Programming’s dirty word


Us programmers tend to be a logical, pragmatic bunch. We’re good at choosing the option that is strictly speaking the most practical. And yet, I have yet to hear a programmer ask the question “Will anyone want to work with this?”

And there’s the dirty word: want. Many times, we get so caught up in finding the way that will be the most efficient that we forget why we became programmers. I don’t know about you, the reader, but I became a programmer because it’s fun. The moment I stop enjoying what I do is the moment I stop being a programmer and start being a paid coding monkey.

And here’s the kicker: this rabid focus that we have on the practical isn’t practical. It’s quite idealistic in fact. Looking back, the best projects that I’ve completed aren’t the ones where I had an easy, efficient way out. In fact, they’re frequently projects where I get to try something new out or get my hands dirty discovering better ways to solve old problems. In short, as long as you don’t get too distracted from the task at hand, wants are practical.

Now, I already know what counterarguments I’m going to receive from this post, so let me take a moment to address them:

  • You can’t always get what you want. And you would be absolutely right to make this point. No matter what you do, you’re always going to run into a situation where you have to do something you don’t want to do. However, you don’t completely abandon the idea of life just because you’re going to die at some point. Instead, you focus on living as long and enjoyable a life as you can.
  • You’re putting your own desires ahead of your team’s. I’m certainly not arguing that any individual programmer needs to be able to sabotage the rest of the team just because they want something.
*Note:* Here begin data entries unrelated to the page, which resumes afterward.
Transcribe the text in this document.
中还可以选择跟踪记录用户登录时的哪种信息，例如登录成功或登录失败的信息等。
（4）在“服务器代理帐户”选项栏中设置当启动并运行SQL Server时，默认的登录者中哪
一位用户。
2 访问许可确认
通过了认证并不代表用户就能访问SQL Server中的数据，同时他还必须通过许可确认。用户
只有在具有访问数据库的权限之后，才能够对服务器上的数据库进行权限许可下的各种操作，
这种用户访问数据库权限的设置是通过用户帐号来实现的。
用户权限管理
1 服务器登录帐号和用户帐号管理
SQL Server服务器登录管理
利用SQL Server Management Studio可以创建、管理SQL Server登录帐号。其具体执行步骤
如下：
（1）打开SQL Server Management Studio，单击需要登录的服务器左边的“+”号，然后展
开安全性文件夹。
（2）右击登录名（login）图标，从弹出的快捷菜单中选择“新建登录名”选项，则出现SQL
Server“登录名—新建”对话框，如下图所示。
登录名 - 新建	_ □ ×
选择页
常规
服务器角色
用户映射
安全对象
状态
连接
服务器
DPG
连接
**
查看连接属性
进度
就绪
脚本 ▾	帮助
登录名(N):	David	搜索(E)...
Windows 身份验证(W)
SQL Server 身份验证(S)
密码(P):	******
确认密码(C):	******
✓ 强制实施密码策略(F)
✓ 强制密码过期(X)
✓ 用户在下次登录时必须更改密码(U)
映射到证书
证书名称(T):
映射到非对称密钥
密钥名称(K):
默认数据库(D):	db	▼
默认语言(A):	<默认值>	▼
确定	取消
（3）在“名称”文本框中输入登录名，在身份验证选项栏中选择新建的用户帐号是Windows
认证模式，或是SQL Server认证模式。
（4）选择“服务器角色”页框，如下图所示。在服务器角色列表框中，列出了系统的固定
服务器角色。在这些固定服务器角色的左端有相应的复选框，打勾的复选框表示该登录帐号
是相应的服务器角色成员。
It is extremely important that you take what others want into consideration in addition to what you want.
  • Programmers need to focus on building a product, not the code. This sounds like something a Product Manager or startup founder would say. And I would agree with it to a certain point. It’s important to work on a product that’s important to you. However, I’m not a Product Manager or startup founder. I’m a programmer, and product design really makes up about 10% of my overall job (and that’s being generous). The rest of that time is spent coding. And programmers shouldn’t have to apologize for wanting to make that time as pleasant as possible.
  • You’re not being pragmatic. You’re right, I’m not being completely pragmatic, and neither should you. The ideal solution is one that is pragmatic and enjoyable. Given a choice between a pragmatic solution and fun one, you should always choose the pragmatic one. After all, a fun but completely impractical idea will never see the light of day. However, things are rarely so black and white. You have to learn to balance tradeoffs. Such as the tradeoff between practicality and enjoyment.